Investor George Soros’s family fund bought about $2 billion of European bonds formerly owned by MF Global Holdings Ltd., the very debt that helped force the securities firm to file for bankruptcy protection Oct. 31, according to people close to the matter
Under the direction of MF Global’s former chief executive, Jon S. Corzine, the firm accumulated $6.3 billion of short-term debt issued by various European nations, mostly from Italy, in a bid to boost trading profits. Over the summer, this debt led to nervousness by investors, regulators and ratings companies, resulting in the firm’s collapse just over a month ago.
Though MF Global sold about $1.5 billion of this European debt in the days leading up to the bankruptcy filing, about $4.8 billion remained. Those leftover bonds were turned over to KPMG LLP, MF Global’s bankruptcy administrator in London.
These positions were offered to a number of big investors immediately after MF Global’s collapse, according to investors who had a chance to buy the bonds. The sales process was run by MF Global’s London clearing house, LCH Clearnet, according to a spokeswoman for KPMG.
Though a number of large investors passed on these bonds, Mr. Soros’s interest was piqued, according to people close to the matter.Earlier this year, his firm moved a chunk of its holdings into safe, liquid investments, giving Mr.

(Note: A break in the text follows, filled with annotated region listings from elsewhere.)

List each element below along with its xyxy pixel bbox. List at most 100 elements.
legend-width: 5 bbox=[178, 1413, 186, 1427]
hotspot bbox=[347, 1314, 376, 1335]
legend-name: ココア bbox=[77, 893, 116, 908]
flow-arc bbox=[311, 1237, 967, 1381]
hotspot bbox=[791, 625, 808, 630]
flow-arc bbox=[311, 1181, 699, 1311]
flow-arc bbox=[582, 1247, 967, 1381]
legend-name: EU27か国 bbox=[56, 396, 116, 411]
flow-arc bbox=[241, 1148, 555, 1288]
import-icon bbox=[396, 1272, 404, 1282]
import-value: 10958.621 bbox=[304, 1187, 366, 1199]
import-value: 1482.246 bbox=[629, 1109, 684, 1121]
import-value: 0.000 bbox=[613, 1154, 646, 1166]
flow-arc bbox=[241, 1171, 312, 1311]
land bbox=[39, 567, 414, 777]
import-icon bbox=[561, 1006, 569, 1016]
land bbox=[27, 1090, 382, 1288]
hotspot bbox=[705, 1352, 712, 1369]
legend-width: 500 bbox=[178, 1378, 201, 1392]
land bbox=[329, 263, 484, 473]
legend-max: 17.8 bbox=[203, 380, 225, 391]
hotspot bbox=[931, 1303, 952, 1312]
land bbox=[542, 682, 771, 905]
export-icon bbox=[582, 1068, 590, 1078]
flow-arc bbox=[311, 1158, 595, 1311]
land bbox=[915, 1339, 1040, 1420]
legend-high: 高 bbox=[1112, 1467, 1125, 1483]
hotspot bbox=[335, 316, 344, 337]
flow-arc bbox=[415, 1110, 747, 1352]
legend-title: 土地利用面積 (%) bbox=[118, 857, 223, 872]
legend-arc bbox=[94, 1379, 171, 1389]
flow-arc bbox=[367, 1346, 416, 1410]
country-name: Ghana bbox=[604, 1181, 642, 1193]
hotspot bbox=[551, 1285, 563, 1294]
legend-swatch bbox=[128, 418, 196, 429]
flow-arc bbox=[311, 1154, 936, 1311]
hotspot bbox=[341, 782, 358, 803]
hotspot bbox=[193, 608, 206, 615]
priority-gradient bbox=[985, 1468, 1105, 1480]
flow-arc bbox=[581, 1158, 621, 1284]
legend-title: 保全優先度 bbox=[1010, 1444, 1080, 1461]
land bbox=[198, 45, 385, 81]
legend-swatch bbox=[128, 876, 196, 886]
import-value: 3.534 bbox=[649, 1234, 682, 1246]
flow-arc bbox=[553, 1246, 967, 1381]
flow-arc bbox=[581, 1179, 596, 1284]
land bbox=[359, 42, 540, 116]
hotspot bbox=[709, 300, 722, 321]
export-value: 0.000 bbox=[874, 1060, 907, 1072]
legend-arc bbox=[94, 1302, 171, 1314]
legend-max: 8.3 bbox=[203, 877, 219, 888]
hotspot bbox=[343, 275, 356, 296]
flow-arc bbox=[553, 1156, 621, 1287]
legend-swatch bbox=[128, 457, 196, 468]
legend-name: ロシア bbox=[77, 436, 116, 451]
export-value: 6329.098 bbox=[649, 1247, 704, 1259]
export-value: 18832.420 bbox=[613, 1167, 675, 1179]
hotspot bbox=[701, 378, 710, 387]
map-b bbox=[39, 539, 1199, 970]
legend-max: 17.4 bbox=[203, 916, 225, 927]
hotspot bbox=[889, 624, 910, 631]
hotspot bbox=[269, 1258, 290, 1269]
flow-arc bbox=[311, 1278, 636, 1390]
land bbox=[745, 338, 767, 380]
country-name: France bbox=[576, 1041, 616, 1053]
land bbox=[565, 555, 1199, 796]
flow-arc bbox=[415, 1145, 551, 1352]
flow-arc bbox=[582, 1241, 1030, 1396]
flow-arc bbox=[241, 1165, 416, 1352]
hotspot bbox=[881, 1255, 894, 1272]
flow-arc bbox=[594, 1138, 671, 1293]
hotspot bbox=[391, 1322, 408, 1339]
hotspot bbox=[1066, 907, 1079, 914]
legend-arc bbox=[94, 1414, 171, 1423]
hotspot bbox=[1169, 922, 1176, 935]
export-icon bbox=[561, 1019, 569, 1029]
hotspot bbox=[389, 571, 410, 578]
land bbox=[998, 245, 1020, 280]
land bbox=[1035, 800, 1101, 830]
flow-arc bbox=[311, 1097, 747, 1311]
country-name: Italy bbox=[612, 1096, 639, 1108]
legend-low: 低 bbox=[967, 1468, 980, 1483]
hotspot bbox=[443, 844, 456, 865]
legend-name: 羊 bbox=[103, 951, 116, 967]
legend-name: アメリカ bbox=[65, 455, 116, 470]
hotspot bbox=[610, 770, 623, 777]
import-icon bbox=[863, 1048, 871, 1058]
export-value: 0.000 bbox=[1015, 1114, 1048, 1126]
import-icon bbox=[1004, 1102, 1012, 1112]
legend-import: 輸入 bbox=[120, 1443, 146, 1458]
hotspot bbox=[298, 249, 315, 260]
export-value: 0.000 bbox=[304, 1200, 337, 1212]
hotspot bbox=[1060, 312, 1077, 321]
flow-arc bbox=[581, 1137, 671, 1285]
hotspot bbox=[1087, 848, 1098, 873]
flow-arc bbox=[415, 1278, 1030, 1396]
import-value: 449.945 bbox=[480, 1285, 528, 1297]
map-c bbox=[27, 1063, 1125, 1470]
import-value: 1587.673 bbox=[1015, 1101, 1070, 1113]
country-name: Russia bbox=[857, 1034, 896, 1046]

Soros the ability to write the approximately $2 billion check for MF Global’s bonds.
The 81-year old investor, together with his investment team at Soros Fund Management, purchased the bonds for below the market price at the time, in a transaction involving JP Morgan Chase & Co., according to these people. Other large investors also bought some of these European bonds once held by MF Global, according to people close to the matter. A spokeswoman for J.P. Morgan declined to comment.
Mr. Soros’s firm still holds the majority of the positions it acquired, the people said.
Soros Fund Management, which manages about $26 billion for Mr. Soros, his family and his charities, may have profited during the subsequent five weeks, these people say, as the market recently has improved for Italian and other European debt.
“While our firm is always in the market, we have a policy of not disclosing details of our positions,” said a spokesman for Mr. Soros.A spokeswoman for KPMG said: “The overwhelming majority of the European sovereign-debt portfolio and related repurchase agreement and reverse-repurchase agreement transactions were liquidated” by LCH before the second week in November.
The Italian-debt purchase by Mr. Soros is significant because it indicates that an investor considered to be one of the world’s savviest has confidence that the country won’t default on its debts, at least by the time these bonds mature in December 2012.
The Soros move, in turn, is something of a wager that a wider collapse of euro-zone finances will be averted. Italy has emerged as the center of the financial storm engulfing Europe because, following bailouts of Greece and other nations, Italy is widely considered too big to save should it run out of funds to service its debts, though some on Wall Street view pessimism surrounding the country’s finances as overdone.Mr. Soros’s credibility as an investor rests in part from a controversial bet he made against the British pound in 1992, which netted more than $1 billion and is considered one of the most successful trades in history.
Scott Bessent, who managed Mr. Soros’s European investments for eight years earlier in his career, returned to Soros Fund Management this year as its chief investment officer. Mr. Bessent is believed to have played a role in the big European debt trade.
The Soros move may pay off. The yield on Italian 10-year debt fell below 6% earlier this week for the first time since October, though it had moved over that mark Thursday in New York.Last week, the debt, whose price rises as its yield falls, was yielding more than 7%—a level seen as unaffordable over the long term for a government that has €1.9 trillion ($2.5 trillion) of debt.
Whether the Soros bet ultimately turns a profit could depend on a meeting of European leaders Thursday and Friday in Brussels, where they will try to hash out measures to avoid a catastrophe.
Unlike MF Global, Soros Fund Management is a private investment firm, providing it with the ability to make gutsier bets and stick with them longer than some others.
After a disappointing second quarter, Mr. Soros decided to hand back $1 billion to outside investors and turned his firm into a “family office,” a move that allows it to avoid a new level of regulatory oversight facing many hedge funds.